O Instituto Brasileiro de Geografia e Estatística (IBGE) divulgou ontem estatísticas referentes aos indicadores educacionais da população indígena.

Com a publicação “Tendências Demográficas: uma Análise dos Indígenas com Base nos Resultados da Amostra dos Censos Demográficos 1991 e 2000”, o IBGE fez uma análise da população que se autodeclarou indígena nos questionários da amostra dos respectivos censos, trazendo, pela primeira vez, informações, entre outros, sobre indicadores da educação da população indígena.

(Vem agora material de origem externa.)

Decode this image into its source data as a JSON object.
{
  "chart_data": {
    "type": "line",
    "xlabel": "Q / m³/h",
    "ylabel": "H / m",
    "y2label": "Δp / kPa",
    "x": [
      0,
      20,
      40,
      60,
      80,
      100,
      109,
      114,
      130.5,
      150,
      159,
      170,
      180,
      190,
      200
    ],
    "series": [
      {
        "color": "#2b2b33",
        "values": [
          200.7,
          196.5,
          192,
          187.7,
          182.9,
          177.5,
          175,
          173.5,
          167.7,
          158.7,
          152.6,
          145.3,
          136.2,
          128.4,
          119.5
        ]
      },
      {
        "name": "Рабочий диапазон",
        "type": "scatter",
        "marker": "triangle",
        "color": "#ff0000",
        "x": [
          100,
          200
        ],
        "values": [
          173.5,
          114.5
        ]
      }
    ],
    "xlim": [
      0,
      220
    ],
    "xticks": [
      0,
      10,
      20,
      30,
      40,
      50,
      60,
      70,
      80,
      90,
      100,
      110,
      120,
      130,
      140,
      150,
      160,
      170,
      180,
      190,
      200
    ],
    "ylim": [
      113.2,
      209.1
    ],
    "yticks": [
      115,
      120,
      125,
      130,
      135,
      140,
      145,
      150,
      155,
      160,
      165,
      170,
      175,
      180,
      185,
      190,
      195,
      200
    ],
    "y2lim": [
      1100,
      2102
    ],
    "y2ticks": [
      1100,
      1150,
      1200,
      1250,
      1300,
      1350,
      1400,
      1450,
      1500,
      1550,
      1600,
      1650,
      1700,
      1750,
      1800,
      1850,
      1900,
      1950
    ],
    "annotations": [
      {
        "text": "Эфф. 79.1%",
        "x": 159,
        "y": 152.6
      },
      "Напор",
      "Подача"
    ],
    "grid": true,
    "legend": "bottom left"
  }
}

Os censos mostram que os indígenas apresentaram grandes avanços nos indicadores educacionais ao longo da década de 1990, embora eles ainda estejam aquém da média para a população em geral.

A taxa de alfabetização, por exemplo, que estava abaixo de 50% em 1991, havia crescido 50,2% e atingido 73,9% em 2000, enquanto, no mesmo período, para a população brasileira de 15 anos ou mais de idade em geral, houve um crescimento na proporção de alfabetizados de 8,1% (de 79,9% para 86,4%).

A redução do nível de analfabetismo entre os indígenas foi sensível na área rural, principalmente na região Nordeste. Os níveis de alfabetização mais elevados estão no Sudeste e Sul.